Este árbol puede matarte

El manzanillo, 'Hippomane mancinella', que crece en América Central y las islas del Caribe, resulta tan tóxico que incluso tocarlo puede resultar letal.

Un arma química para los indios

En la obra Sumario de la natural historia de las Indias (1526), el cronista madrileño Gonzalo Fernández de Oviedo habla de los efectos que provocaban en los descubridores las flechas que los pueblos indígenas impregnaban con una yerba fabricada a base de la resina de esta planta y otras ponzoñas: "Las manzanillas de que los indios caribes flecheros hacen la yerba que tiran con sus flechas nacen de unos árboles copados de muchas ramas y hojas, espesos y muy verdes y cargan mucho de esta mala fruta […] y nacen, como he dicho, estos manzanos cerca del agua de la mar […] ningún remedio hay tal para el herido de esta yerba […] y de cincuenta que hieran, no escapan tres".
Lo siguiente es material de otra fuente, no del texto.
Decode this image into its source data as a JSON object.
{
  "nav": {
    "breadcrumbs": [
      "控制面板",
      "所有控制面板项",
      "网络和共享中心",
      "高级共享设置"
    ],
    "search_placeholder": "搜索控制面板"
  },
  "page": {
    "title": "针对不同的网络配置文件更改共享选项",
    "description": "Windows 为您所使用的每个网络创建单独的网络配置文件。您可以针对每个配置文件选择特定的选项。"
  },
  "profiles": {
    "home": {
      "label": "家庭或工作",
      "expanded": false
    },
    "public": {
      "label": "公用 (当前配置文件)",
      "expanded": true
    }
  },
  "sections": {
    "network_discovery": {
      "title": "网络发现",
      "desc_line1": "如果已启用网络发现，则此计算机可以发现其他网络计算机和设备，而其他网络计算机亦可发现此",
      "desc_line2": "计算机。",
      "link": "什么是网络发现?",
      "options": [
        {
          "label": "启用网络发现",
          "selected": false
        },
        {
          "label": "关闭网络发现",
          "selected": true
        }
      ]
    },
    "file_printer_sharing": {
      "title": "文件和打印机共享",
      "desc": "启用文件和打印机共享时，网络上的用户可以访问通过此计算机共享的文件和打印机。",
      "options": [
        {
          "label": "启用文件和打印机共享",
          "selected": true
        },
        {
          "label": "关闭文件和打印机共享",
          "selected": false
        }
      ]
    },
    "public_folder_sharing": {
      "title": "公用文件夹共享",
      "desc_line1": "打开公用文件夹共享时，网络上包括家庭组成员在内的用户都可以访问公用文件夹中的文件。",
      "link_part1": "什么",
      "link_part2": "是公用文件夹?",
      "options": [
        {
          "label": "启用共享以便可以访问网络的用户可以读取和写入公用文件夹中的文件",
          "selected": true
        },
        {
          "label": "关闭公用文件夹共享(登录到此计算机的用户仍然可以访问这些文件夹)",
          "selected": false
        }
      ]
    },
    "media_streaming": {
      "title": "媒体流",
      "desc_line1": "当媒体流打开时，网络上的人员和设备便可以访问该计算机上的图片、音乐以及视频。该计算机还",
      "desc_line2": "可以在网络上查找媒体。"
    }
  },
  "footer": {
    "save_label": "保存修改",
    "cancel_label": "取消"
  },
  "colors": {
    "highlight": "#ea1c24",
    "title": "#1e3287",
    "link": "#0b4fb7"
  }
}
El Hippomane mancinella pertenece a la larga y diversa familia de las euforbiáceas, en la que también se incluye la decorativa –y ligeramente venenosa– flor de Pascua o poinsettia. El manzanillo es un árbol de buen porte que puede alcanzar hasta los veinte metros de altura si su fuste crece de forma recta. Es nativo de zonas de la Norteamérica meridional, Centroamérica, el Caribe y partes septentrionales de Sudamérica. Puede vivir en ambientes con muy alta salinidad y, por esta razón, normalmente se encuentra en entornos costeros. Debido a su distribución litoral, no es raro que se desplome durante la fase de crecimiento porque la arena de la playa no puede sostener su peso. En esos casos, adquiere una forma casi rastrera y bastante tortuosa. Las hojas son simples, alternas y con los bordes finamente serrados.
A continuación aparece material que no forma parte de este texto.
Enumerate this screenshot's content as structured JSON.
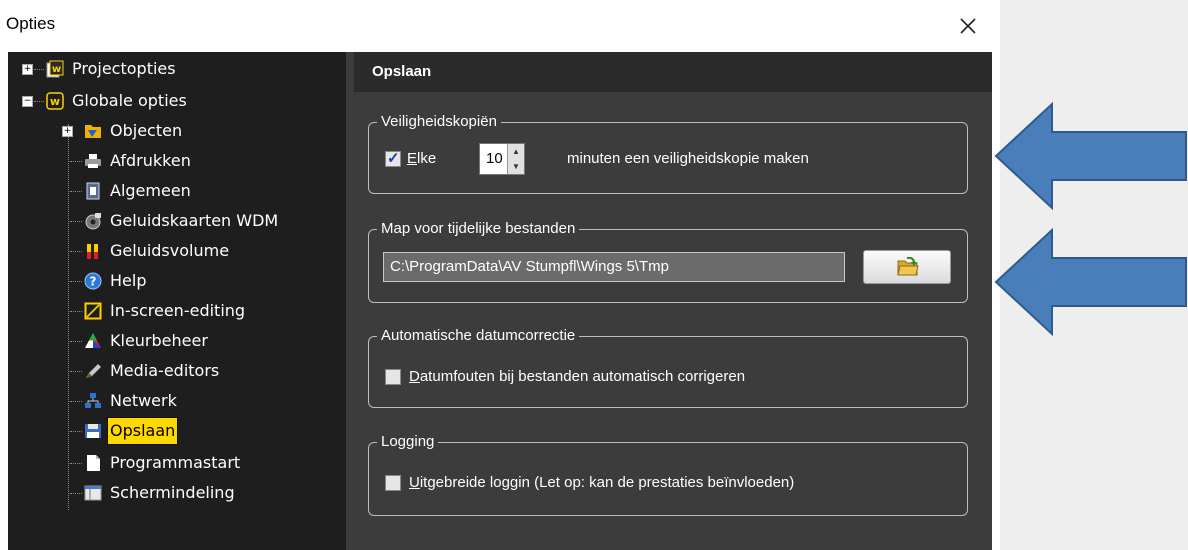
{
  "window": {
    "title": "Opties"
  },
  "tree": {
    "items": [
      {
        "label": "Projectopties"
      },
      {
        "label": "Globale opties"
      },
      {
        "label": "Objecten"
      },
      {
        "label": "Afdrukken"
      },
      {
        "label": "Algemeen"
      },
      {
        "label": "Geluidskaarten WDM"
      },
      {
        "label": "Geluidsvolume"
      },
      {
        "label": "Help"
      },
      {
        "label": "In-screen-editing"
      },
      {
        "label": "Kleurbeheer"
      },
      {
        "label": "Media-editors"
      },
      {
        "label": "Netwerk"
      },
      {
        "label": "Opslaan"
      },
      {
        "label": "Programmastart"
      },
      {
        "label": "Schermindeling"
      }
    ],
    "selected": "Opslaan"
  },
  "panel": {
    "header": "Opslaan",
    "backup": {
      "legend": "Veiligheidskopiën",
      "checkbox_checked": true,
      "checkbox_label_u": "E",
      "checkbox_label_rest": "lke",
      "minutes_value": "10",
      "suffix": "minuten een veiligheidskopie maken"
    },
    "temp": {
      "legend": "Map voor tijdelijke bestanden",
      "path": "C:\\ProgramData\\AV Stumpfl\\Wings 5\\Tmp"
    },
    "datefix": {
      "legend": "Automatische datumcorrectie",
      "checkbox_checked": false,
      "label_u": "D",
      "label_rest": "atumfouten bij bestanden automatisch corrigeren"
    },
    "logging": {
      "legend": "Logging",
      "checkbox_checked": false,
      "label_u": "U",
      "label_rest": "itgebreide loggin (Let op: kan de prestaties beïnvloeden)"
    }
  },
  "colors": {
    "selection": "#ffd800",
    "arrow_fill": "#4a7ebb",
    "arrow_stroke": "#2f5a8c"
  }
}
A este respecto, Fernández de Oviedo relataba con asombro su ponzoña: "Solamente echarse un hombre poco espacio de hora a dormir a la sombra de un manzano de estos, cuando se levanta tiene la cabeza y los ojos tan hinchados que se le juntan las cejas con las mejillas, y si por acaso cae una gota o más del rocío de estos árboles en los ojos, los quiebra, o al menos los ciega".

Ciertamente, el contacto del látex con los ojos puede generar queratoconjuntivitis, una inflamación de la córnea y la conjuntiva del ojo. En un estudio publicado por el British Journal of Ophthalmology, en 1993, John F. Pitts y sus colaboradores del Tennent Institute of Ophthalmology, en Glasgow, indicaban que, de veinte personas con daños oculares por causa del manzanillo, catorce tenían afectados ambos ojos. La córnea había sido dañada en dieciséis de los casos, y su extensión variaba de grandes daños en el epitelio corneal –una de las seis capas microscópicas que integran la córnea– hasta una queratitis –inflamación– puntual superficial.
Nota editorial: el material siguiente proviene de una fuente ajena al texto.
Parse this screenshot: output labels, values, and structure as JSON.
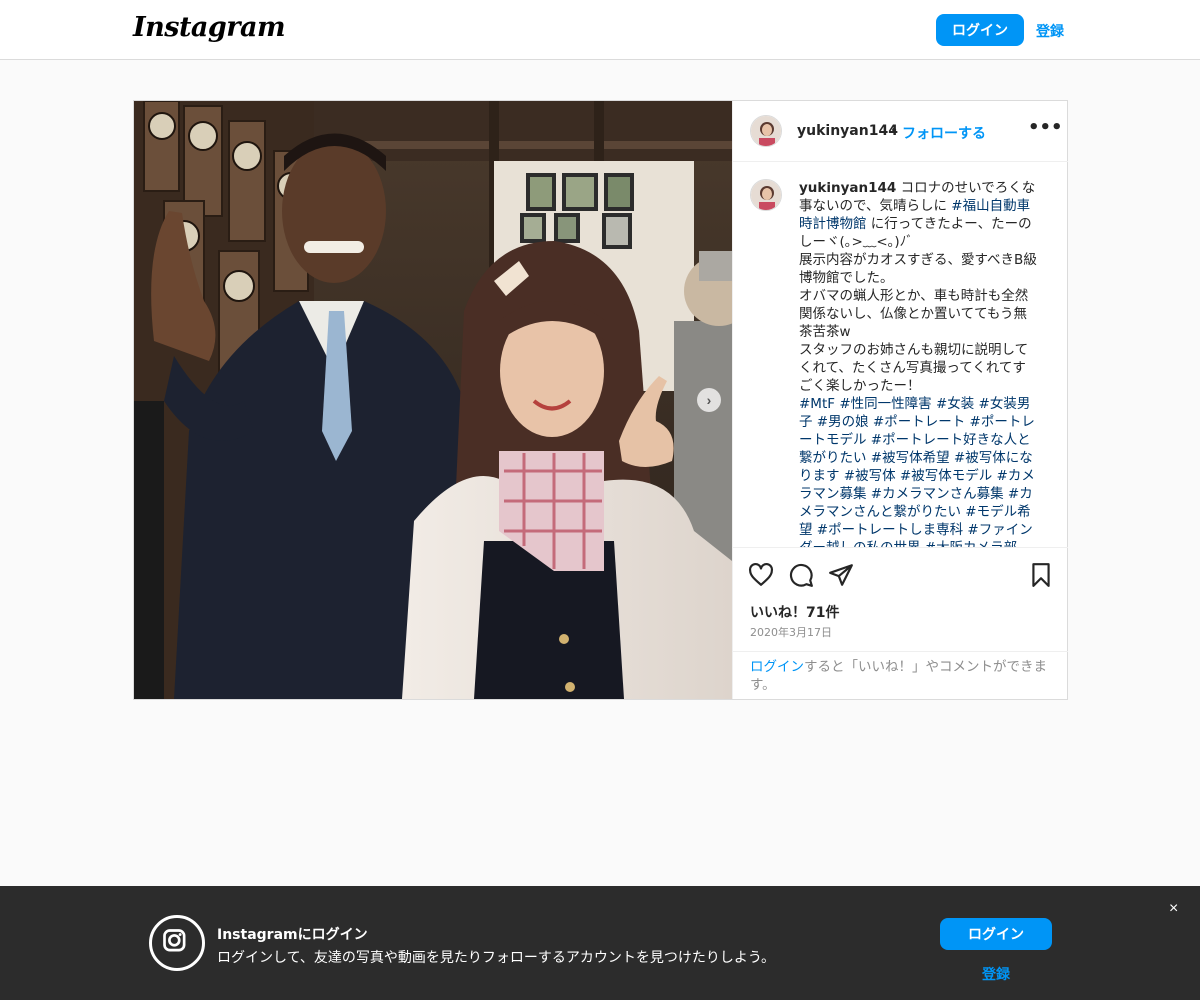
{
  "nav": {
    "logo": "Instagram",
    "login_label": "ログイン",
    "signup_label": "登録"
  },
  "post": {
    "username": "yukinyan144",
    "separator": "•",
    "follow_label": "フォローする",
    "more_label": "•••",
    "next_label": "›",
    "caption": {
      "username": "yukinyan144",
      "segments": [
        {
          "text": " コロナのせいでろくな事ないので、気晴らしに ",
          "tag": false
        },
        {
          "text": "#福山自動車時計博物館",
          "tag": true
        },
        {
          "text": " に行ってきたよー、たーのしーヾ(｡>﹏<｡)ﾉﾞ\n展示内容がカオスすぎる、愛すべきB級博物館でした。\nオバマの蝋人形とか、車も時計も全然関係ないし、仏像とか置いててもう無茶苦茶w\nスタッフのお姉さんも親切に説明してくれて、たくさん写真撮ってくれてすごく楽しかったー！\n",
          "tag": false
        },
        {
          "text": "#MtF",
          "tag": true
        },
        {
          "text": " ",
          "tag": false
        },
        {
          "text": "#性同一性障害",
          "tag": true
        },
        {
          "text": " ",
          "tag": false
        },
        {
          "text": "#女装",
          "tag": true
        },
        {
          "text": " ",
          "tag": false
        },
        {
          "text": "#女装男子",
          "tag": true
        },
        {
          "text": " ",
          "tag": false
        },
        {
          "text": "#男の娘",
          "tag": true
        },
        {
          "text": " ",
          "tag": false
        },
        {
          "text": "#ポートレート",
          "tag": true
        },
        {
          "text": " ",
          "tag": false
        },
        {
          "text": "#ポートレートモデル",
          "tag": true
        },
        {
          "text": " ",
          "tag": false
        },
        {
          "text": "#ポートレート好きな人と繋がりたい",
          "tag": true
        },
        {
          "text": " ",
          "tag": false
        },
        {
          "text": "#被写体希望",
          "tag": true
        },
        {
          "text": " ",
          "tag": false
        },
        {
          "text": "#被写体になります",
          "tag": true
        },
        {
          "text": " ",
          "tag": false
        },
        {
          "text": "#被写体",
          "tag": true
        },
        {
          "text": " ",
          "tag": false
        },
        {
          "text": "#被写体モデル",
          "tag": true
        },
        {
          "text": " ",
          "tag": false
        },
        {
          "text": "#カメラマン募集",
          "tag": true
        },
        {
          "text": " ",
          "tag": false
        },
        {
          "text": "#カメラマンさん募集",
          "tag": true
        },
        {
          "text": " ",
          "tag": false
        },
        {
          "text": "#カメラマンさんと繋がりたい",
          "tag": true
        },
        {
          "text": " ",
          "tag": false
        },
        {
          "text": "#モデル希望",
          "tag": true
        },
        {
          "text": " ",
          "tag": false
        },
        {
          "text": "#ポートレートしま専科",
          "tag": true
        },
        {
          "text": " ",
          "tag": false
        },
        {
          "text": "#ファインダー越しの私の世界",
          "tag": true
        },
        {
          "text": " ",
          "tag": false
        },
        {
          "text": "#大阪カメラ部",
          "tag": true
        }
      ]
    },
    "likes": "いいね！71件",
    "date": "2020年3月17日",
    "login_hint_link": "ログイン",
    "login_hint_text": "すると「いいね！」やコメントができます。",
    "icons": [
      "heart-icon",
      "comment-icon",
      "share-icon",
      "bookmark-icon"
    ]
  },
  "banner": {
    "title": "Instagramにログイン",
    "description": "ログインして、友達の写真や動画を見たりフォローするアカウントを見つけたりしよう。",
    "login_label": "ログイン",
    "signup_label": "登録",
    "close_label": "×"
  },
  "colors": {
    "accent": "#0095f6",
    "hashtag": "#00376b",
    "muted": "#8e8e8e",
    "border": "#dbdbdb",
    "banner_bg": "#2c2c2c"
  }
}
Debido a su probada mala reputación, el manzanillo fue objeto de campañas de exterminio muy poco meditadas. En casi todos los lugares en donde crece ha sido en mayor o menor medida destruido por el fuego. Las Antillas francesas se llevaron la peor parte. Así, las Memorias de la Sociedad Patriótica de La Habana registran que en la isla de Martinica fueron pasto de las llamas bosques enteros del árbol proscrito. Y un decreto real francés del año 1733 ordenó su exterminación en la isla de San Bartolomé. Incluso en el estado norteamericano de Florida ha sido tan diezmado que ahora se encuentra en peligro de extinción.

También cumple una función positiva

No obstante, el manzanillo lleva a cabo una labor fundamental en la protección medioambiental: su extenso sistema de raíces asienta el frágil estrato costero y evita la erosión del litoral; asimismo, es un excelente cortavientos. Además, aunque ingerir los frutos puede resultar letal para muchos animales, algunas especies, como la iguana rayada, son inmunes a su veneno. Por su parte, el forbol que contiene el látex tóxico de este árbol también puede ser beneficioso: científicos del Scripps Research Institute han logrado sintetizarlo para fabricarlo en cantidades útiles para la investigación y el desarrollo de fármacos. Por estas razones, se han vuelto a replantar manzanillos en zonas donde habían sido eliminados. Eso sí, para evitar que las personas se acerquen demasiado a las áreas de asentamiento de estos árboles, en muchos lugares se les pinta la corteza con una cruz o un círculo rojos. También se colocan carteles que avisan de su peligrosidad.